Openssl: error 20 at 0 depth lookup: unable to get local issuer certificate

Question

I have 3 certificates rootca.pem, intermediateca.pem and server.pem Openssl verify intermediateca by root is fine

openssl verify -verbose -CAfile rootca.pem intermediateca.pem 
intermediateca.pem: OK

Server certificate, signed by intermediate - verification failed

openssl verify -verbose -CAfile rootca.pem -untrusted intermediateca.pem server.pem                   
CN = 2ip.ru
error 20 at 0 depth lookup: unable to get local issuer certificate
error server.pem: verification failed

I check hash subject-issuer of rootca intermediateca and intermediateca server. hash correct

I paste my certificate chain here

Answer 1

The Authority Key Identifier (AKI) is messed up in the certificates, which causes it to fail to build the trust path. Both the leaf certificate and the intermediate certificate have the AKI point to the root certificate:

 # leaf
 Issuer: C = RU, O = JSC Sberbank-AST, CN = int_ca
 AKI: keyid:6C:C5:5B:22:4B:2D:CA:EC:C1:15:03:F6:5D:AD:C4:E8:4C:1D:06:89

 # intermediate
 Issuer: DC = ru, DC = sberbank-ast, CN = sberbank-ast-SUN-CA
 AKI: keyid:6C:C5:5B:22:4B:2D:CA:EC:C1:15:03:F6:5D:AD:C4:E8:4C:1D:06:89

As can be seen, both leaf certificate and intermediate certificate wrongly claim to be issued by the same CA based on the Authority Key Identifier, while they correctly claim to be issued by different CA using the Issuer field.

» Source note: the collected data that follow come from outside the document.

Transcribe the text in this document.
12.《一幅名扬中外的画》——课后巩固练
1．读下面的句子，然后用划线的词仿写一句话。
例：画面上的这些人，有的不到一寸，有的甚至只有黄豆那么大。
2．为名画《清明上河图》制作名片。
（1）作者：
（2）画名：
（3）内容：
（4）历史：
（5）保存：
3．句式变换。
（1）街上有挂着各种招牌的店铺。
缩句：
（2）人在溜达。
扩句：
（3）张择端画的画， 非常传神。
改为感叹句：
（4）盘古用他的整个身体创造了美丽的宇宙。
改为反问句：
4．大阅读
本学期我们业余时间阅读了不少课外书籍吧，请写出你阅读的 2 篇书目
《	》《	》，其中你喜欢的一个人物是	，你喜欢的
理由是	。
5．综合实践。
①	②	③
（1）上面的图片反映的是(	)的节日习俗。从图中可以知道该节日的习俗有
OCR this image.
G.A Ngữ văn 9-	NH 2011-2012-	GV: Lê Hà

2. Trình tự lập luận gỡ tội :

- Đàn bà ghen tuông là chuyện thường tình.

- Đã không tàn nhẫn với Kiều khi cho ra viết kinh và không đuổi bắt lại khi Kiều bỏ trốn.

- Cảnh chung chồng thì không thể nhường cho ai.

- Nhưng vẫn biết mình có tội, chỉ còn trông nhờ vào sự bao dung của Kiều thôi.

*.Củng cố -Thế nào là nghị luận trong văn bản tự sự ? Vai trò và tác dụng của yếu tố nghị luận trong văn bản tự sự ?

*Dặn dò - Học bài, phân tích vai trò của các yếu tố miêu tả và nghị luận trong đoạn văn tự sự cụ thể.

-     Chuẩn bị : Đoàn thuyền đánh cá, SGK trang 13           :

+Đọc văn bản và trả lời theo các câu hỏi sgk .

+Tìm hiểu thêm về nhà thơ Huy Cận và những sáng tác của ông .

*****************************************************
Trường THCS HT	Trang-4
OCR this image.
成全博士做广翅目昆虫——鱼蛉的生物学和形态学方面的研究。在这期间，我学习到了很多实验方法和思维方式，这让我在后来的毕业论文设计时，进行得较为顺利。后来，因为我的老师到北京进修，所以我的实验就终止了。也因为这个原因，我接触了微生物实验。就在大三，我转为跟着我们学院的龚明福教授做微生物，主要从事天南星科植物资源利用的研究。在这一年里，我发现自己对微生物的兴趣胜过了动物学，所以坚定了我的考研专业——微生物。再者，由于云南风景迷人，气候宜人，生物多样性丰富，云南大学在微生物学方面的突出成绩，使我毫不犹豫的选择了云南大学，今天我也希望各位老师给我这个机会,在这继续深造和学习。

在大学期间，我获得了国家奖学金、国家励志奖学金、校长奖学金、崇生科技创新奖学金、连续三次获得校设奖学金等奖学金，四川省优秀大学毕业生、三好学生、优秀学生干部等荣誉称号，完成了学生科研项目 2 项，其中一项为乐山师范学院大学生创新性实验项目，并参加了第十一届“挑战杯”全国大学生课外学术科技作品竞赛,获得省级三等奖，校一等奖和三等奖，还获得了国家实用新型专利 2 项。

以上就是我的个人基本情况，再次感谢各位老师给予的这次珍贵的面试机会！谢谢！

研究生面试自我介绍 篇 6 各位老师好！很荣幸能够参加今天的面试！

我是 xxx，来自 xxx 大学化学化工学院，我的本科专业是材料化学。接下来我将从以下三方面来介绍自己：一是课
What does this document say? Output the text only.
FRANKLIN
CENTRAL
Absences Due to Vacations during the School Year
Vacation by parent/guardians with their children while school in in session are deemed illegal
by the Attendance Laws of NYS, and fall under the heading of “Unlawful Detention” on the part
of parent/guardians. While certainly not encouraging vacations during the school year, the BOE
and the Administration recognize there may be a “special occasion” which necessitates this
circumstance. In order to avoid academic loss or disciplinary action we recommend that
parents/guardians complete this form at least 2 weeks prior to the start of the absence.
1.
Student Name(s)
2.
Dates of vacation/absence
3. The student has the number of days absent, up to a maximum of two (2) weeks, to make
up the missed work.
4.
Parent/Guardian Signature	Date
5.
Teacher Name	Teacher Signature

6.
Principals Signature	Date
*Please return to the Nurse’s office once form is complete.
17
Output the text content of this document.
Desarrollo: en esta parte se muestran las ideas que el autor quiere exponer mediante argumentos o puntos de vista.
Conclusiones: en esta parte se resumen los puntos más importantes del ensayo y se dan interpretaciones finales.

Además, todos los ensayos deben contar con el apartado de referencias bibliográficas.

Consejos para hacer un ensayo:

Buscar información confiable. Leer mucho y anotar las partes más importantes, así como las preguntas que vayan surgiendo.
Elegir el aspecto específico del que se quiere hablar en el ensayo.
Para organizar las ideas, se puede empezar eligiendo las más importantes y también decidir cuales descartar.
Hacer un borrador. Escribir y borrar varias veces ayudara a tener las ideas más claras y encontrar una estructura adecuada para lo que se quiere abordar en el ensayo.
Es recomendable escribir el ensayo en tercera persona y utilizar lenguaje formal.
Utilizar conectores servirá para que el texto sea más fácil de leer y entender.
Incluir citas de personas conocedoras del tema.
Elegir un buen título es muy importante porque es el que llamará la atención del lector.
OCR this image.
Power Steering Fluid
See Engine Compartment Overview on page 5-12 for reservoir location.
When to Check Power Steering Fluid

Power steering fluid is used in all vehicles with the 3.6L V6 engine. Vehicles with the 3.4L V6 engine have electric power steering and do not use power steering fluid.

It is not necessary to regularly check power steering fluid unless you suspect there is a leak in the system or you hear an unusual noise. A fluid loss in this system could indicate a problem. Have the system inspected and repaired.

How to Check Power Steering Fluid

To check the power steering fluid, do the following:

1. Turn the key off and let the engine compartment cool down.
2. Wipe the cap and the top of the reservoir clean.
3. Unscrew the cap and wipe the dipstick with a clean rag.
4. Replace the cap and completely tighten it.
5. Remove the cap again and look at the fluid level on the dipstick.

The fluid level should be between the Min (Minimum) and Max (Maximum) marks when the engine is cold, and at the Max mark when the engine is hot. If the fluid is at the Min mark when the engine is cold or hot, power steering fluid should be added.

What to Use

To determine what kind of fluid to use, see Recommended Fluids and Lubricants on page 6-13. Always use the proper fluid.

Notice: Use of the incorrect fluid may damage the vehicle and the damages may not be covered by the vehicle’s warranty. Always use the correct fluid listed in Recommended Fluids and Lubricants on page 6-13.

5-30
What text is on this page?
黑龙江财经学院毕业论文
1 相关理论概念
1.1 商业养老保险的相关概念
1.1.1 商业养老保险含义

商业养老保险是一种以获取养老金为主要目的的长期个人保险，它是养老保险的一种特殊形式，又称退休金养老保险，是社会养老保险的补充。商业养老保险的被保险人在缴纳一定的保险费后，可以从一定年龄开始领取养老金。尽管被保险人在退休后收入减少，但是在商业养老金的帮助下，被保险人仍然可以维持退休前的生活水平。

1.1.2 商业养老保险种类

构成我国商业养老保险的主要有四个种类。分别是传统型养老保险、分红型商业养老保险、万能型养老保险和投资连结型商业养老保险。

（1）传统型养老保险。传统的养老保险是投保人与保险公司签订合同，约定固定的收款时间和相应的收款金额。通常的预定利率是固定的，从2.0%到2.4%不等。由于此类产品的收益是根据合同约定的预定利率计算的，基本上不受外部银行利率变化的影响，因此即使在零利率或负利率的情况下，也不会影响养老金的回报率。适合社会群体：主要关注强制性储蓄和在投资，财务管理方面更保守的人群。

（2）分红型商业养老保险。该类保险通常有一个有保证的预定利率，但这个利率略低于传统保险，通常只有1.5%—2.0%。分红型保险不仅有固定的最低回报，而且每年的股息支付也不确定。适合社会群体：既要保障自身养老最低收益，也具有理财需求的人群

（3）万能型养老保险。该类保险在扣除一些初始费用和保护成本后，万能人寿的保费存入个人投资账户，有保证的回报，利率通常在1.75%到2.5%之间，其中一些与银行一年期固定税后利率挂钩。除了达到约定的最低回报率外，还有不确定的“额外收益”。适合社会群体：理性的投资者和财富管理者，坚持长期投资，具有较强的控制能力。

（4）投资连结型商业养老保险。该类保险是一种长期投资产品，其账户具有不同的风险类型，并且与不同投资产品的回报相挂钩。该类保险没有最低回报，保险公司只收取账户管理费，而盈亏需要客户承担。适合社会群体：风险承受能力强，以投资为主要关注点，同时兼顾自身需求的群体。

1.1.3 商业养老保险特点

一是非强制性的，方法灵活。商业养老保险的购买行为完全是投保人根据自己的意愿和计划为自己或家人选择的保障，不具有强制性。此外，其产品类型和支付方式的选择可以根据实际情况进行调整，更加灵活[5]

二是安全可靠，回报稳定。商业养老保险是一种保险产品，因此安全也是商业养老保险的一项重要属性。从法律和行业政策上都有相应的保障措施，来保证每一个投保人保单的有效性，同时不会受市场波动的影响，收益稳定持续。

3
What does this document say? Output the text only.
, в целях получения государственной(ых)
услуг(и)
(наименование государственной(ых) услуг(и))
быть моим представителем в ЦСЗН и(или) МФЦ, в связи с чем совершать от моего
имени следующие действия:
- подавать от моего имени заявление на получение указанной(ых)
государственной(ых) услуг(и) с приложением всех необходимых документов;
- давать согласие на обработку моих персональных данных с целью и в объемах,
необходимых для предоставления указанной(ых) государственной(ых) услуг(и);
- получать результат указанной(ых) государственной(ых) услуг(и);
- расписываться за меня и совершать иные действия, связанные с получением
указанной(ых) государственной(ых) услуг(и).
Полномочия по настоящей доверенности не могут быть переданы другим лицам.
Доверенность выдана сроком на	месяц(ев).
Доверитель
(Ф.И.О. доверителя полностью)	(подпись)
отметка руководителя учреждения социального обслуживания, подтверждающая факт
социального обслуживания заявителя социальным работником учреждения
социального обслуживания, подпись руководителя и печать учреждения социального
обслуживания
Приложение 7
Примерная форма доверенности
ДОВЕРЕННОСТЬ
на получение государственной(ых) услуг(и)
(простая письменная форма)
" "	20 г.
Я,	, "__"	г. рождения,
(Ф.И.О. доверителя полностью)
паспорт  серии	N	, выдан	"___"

But not only the Issuer field must match the Subject field of the issuer, the Authority Key Identifier must match the Subject Key Identifier of the issuer. While this is true for the relation between intermediate CA and root CA it is not true for the relation between leaf certificate and intermediate CA - and thus verify fails here.